Volunteer Post
Impact Beyond Expectations – Myanmar Pig Farmer’s AI Startup
Demand for pork is secondary to chickens in Myanmar for meat consumption. Although the swine industry has the potential to improve, several factors— including feed, diseases, and poor genetics— have been identified as limits to mass scale pig production in the country. Individual pig farmers in Mandalay requested Farmer-to-Farmer’s technical assistance to conduct a training on general swine production management. In June 2016, Dr. Halina Zaleski and Dr. Rajesh Jha from University of Hawaii at Manoa, traveled to Myanmar to provide the requested training.
During their time as volunteers, Drs. Zaleski and Dr. Jha trained the farmers on the general concepts of pig farming. Particularly, the farmers gained increased understanding concerning the importance of genetic improvement for maintaining the pig’s resistance to diseases and increasing pig production. They quickly grasped that artificial insemination (AI) is crucial to improving genetic potential as well as improving biosecurity measures of the pigs. The volunteers’ technical training connected to the farmers’ experiences of Porcine Respiratory and Reproductive Syndrome (PRRS) outbreaks in 2011 in which the breeding boars quickly spread the disease among the swine.
The volunteers did not expect the farmers to adopt the concept of AI so soon after the first training. AI is a relatively sophisticated technique, the F2F volunteers and the Myanmar Livestock Federation (Mandalay Region) re-oriented their training to focus more specifically on AI.

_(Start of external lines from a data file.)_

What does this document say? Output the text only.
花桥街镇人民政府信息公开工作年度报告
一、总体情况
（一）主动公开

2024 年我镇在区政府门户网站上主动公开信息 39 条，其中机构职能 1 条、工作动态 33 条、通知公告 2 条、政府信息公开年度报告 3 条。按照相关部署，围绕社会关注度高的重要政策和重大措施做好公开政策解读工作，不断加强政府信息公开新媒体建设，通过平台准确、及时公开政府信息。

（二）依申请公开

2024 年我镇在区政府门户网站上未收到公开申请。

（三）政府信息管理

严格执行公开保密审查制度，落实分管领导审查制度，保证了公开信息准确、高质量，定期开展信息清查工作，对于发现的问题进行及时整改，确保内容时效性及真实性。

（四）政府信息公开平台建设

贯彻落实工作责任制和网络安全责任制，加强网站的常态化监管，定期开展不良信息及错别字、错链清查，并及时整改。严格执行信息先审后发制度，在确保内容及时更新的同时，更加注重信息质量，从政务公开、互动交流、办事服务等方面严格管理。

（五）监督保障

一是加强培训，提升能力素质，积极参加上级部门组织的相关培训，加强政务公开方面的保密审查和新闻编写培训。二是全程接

Beyond expectations, one of the trainees, Ko Pyae Sone Kyaw from Mandalay, began AI not only as a farmer but also as a startup service provider. Kyaw sold his fattening pigs and then started a breeding farm by growing gilts (young female swine) in late 2016. He selected 5 gilts to breed and worked with commercial companies and other breeding farms to get boars with good genetic potential. The technical information for breeding strategy obtained from the Farmer to Farmer training was extremely helpful to him. “In addition to the training information on breeding strategy, I still needed to know how to transport semen with very limited facilities, especially limited cold storage along the transportation route. I contacted Farmer to Farmer and the volunteer Dr. Zaleski. The volunteer was very patient and she explained what I should do,” Kyaw said. Now, this entrepreneur has working relationships with commercial companies and government breeding farms which enables him to breed his sows and produce hybrid piglets.

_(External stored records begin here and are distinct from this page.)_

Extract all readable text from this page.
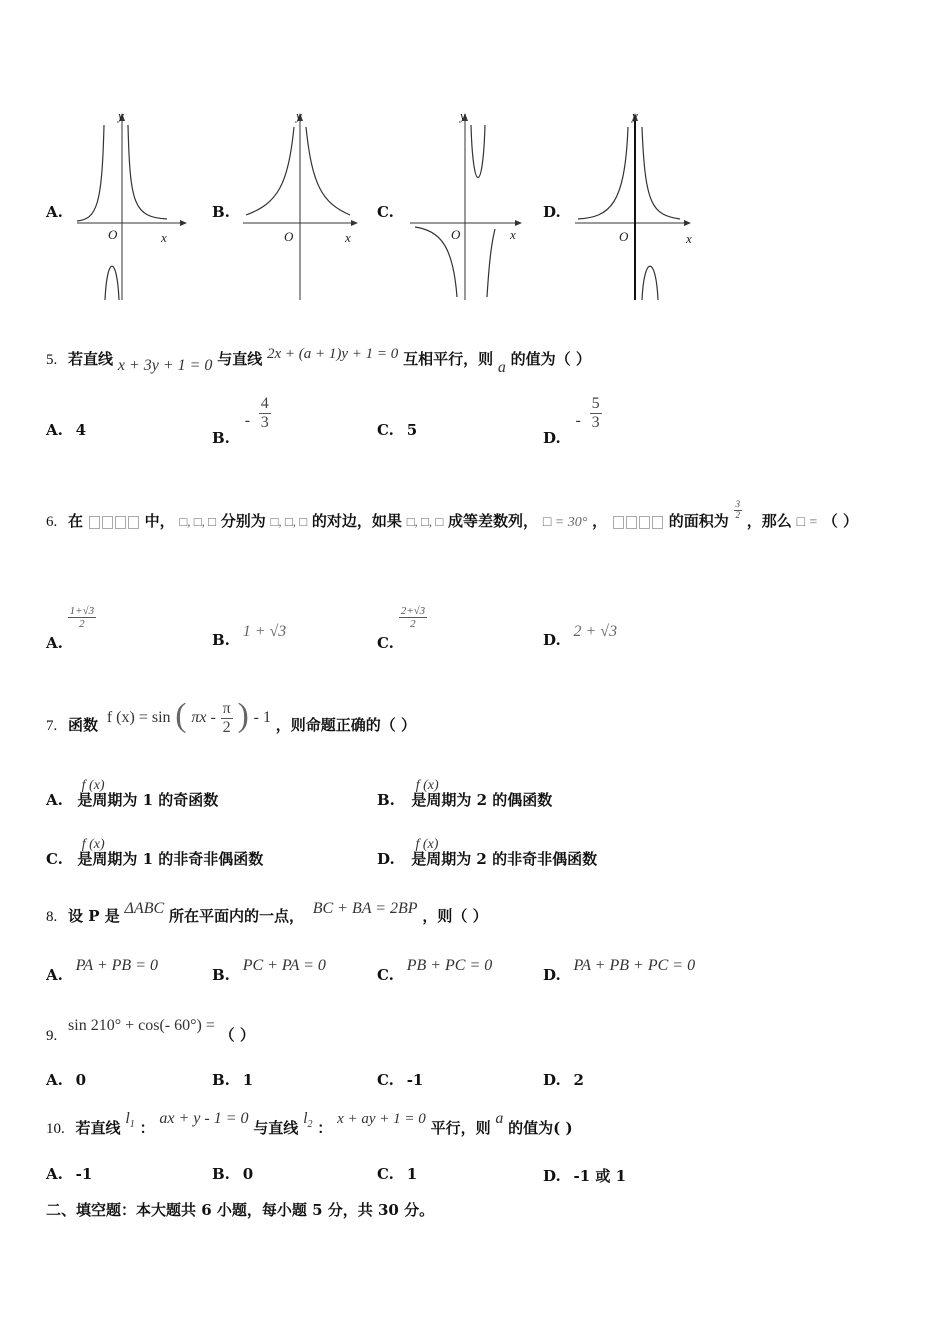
A.	B.	C.	D.
y
x
O
y
x
O
y
x
O
y
x
O
5. 若直线 x + 3y + 1 = 0 与直线 2x + (a + 1)y + 1 = 0 互相平行，则 a 的值为（ ）
A. 4	B. - $\frac{4}{3}$	C. 5	D. - $\frac{5}{3}$
6. 在	中， □, □, □ 分别为 □, □, □ 的对边，如果 □, □, □ 成等差数列， □ = 30° ，	的面积为
$\frac{3}{2}$
，那么 □ = （ ）
A.
$\frac{1+√3}{2}$
B. 1 + √3
C.
$\frac{2+√3}{2}$
D. 2 + √3
7. 函数 f (x) = sin ( πx - $\frac{\pi}{2}$ ) - 1 ，则命题正确的（ ）
A. f (x) 是周期为 1 的奇函数	B. f (x) 是周期为 2 的偶函数
C. f (x) 是周期为 1 的非奇非偶函数	D. f (x) 是周期为 2 的非奇非偶函数
8. 设 P 是 ΔABC 所在平面内的一点， BC + BA = 2BP ，则（ ）
A. PA + PB = 0
B. PC + PA = 0
C. PB + PC = 0
D. PA + PB + PC = 0
9. sin 210° + cos(- 60°) = （ ）
A. 0	B. 1	C. -1	D. 2
10. 若直线 $l_1$ ： ax + y - 1 = 0 与直线 $l_2$ ： x + ay + 1 = 0 平行，则 a 的值为( )
A. -1	B. 0	C. 1	D. -1 或 1
二、填空题：本大题共 6 小题，每小题 5 分，共 30 分。
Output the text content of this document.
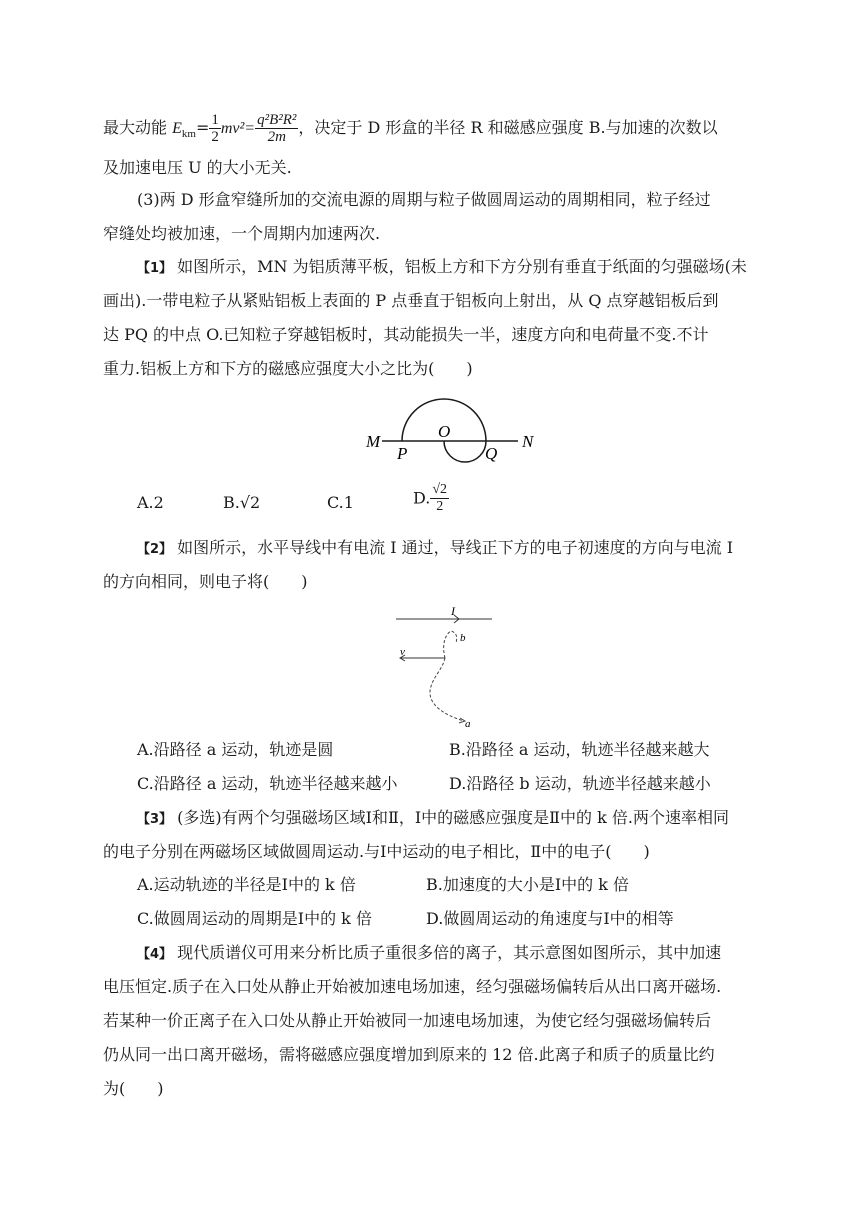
最大动能 $E_{km}= \frac{1}{2} mv^2= \frac{\text{q²B²R²}}{2m}$ ，决定于 D 形盒的半径 R 和磁感应强度 B.与加速的次数以
及加速电压 U 的大小无关.
(3)两 D 形盒窄缝所加的交流电源的周期与粒子做圆周运动的周期相同，粒子经过
窄缝处均被加速，一个周期内加速两次.
【1】 如图所示，MN 为铝质薄平板，铝板上方和下方分别有垂直于纸面的匀强磁场(未
画出).一带电粒子从紧贴铝板上表面的 P 点垂直于铝板向上射出，从 Q 点穿越铝板后到
达 PQ 的中点 O.已知粒子穿越铝板时，其动能损失一半，速度方向和电荷量不变.不计
重力.铝板上方和下方的磁感应强度大小之比为(　　)
M	N
O
P	Q
A.2	B.√2	C.1	D. $\frac{√2}{2}$
【2】 如图所示，水平导线中有电流 I 通过，导线正下方的电子初速度的方向与电流 I
的方向相同，则电子将(　　)
I
b
v
a
A.沿路径 a 运动，轨迹是圆	B.沿路径 a 运动，轨迹半径越来越大
C.沿路径 a 运动，轨迹半径越来越小	D.沿路径 b 运动，轨迹半径越来越小
【3】 (多选)有两个匀强磁场区域Ⅰ和Ⅱ，Ⅰ中的磁感应强度是Ⅱ中的 k 倍.两个速率相同
的电子分别在两磁场区域做圆周运动.与Ⅰ中运动的电子相比，Ⅱ中的电子(　　)
A.运动轨迹的半径是Ⅰ中的 k 倍	B.加速度的大小是Ⅰ中的 k 倍
C.做圆周运动的周期是Ⅰ中的 k 倍	D.做圆周运动的角速度与Ⅰ中的相等
【4】 现代质谱仪可用来分析比质子重很多倍的离子，其示意图如图所示，其中加速
电压恒定.质子在入口处从静止开始被加速电场加速，经匀强磁场偏转后从出口离开磁场.
若某种一价正离子在入口处从静止开始被同一加速电场加速，为使它经匀强磁场偏转后
仍从同一出口离开磁场，需将磁感应强度增加到原来的 12 倍.此离子和质子的质量比约
为(　　)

Kyaw also has helped his friends and relatives in different townships near Mandalay to try AI on their pig farms. “I still remembering the volunteer suggesting that we look at the pig industry as a whole” he stated. Now Kyaw is convincing other farmers to use AI as a tool to reduce diseases, improve the gene pool of their pigs, and increase production. He also intends to be a service provider for pig farms wanting to use AI. He has already used AI in 2 villages and some of them have already littered.
Kyaw continues to share the knowledge he acquired from the training with Farmer to Farmer volunteers. Most notably, he shares information regarding how to manage litters of piglets. He also trains other farmers on the correct amount of feed, how to cut the teeth, how to provide and maintain a proper environment for piglets to thrive in.

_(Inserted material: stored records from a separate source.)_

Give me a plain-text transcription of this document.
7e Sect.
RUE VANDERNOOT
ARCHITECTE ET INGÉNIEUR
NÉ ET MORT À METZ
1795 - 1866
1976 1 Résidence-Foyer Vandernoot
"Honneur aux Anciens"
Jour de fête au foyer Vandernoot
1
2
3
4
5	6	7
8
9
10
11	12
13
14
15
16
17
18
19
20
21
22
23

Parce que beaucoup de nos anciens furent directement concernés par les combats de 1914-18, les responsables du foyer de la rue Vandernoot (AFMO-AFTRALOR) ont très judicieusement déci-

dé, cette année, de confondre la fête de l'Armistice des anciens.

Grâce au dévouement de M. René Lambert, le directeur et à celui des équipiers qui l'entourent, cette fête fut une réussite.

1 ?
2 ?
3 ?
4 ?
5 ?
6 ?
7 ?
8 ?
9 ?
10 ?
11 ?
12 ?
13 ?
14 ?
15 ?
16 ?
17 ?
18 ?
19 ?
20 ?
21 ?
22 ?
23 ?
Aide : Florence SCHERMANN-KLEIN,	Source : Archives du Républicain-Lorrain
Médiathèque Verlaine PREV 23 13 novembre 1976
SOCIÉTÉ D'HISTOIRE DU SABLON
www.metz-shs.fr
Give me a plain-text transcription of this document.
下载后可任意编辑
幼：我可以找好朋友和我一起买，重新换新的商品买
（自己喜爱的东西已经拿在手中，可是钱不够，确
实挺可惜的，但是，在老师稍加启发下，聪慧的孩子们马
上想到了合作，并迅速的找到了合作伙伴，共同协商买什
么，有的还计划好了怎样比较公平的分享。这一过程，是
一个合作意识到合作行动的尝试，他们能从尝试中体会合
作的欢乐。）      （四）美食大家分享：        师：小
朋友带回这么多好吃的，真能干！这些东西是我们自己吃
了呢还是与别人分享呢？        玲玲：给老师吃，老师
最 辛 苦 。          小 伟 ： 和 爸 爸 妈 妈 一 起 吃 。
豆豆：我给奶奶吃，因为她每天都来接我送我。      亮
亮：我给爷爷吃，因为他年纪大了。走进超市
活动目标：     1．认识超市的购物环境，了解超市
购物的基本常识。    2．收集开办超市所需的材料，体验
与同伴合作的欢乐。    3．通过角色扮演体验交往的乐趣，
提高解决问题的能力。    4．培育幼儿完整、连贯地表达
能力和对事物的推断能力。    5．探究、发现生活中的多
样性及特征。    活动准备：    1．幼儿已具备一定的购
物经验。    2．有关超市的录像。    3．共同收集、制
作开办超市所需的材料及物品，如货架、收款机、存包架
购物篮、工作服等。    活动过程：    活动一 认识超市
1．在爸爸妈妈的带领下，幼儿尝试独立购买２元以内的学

The impact of Farmer to Farmer training directly effects the participants, while also indirectly impacting members of the participants’ communities. As the participants share their training with neighbors, friends, and family, each person receives information that may improve their farming practices and increase their income.
Beyond the expected impact, this Farmer to Farmer assignment gave this Mandalay community a hero and innovator. The volunteers’ continued support after their assignment ended, a direct reflection of Farmer to Farmer’s “people to people” policy, encouraged Kyaw to become a service provider for AI. Kyaw feels proud that he can help other farmers and he looks to the future. “I hope we can produce the quality piglets ourselves to interface with the monopolizing commercial companies,” he concluded.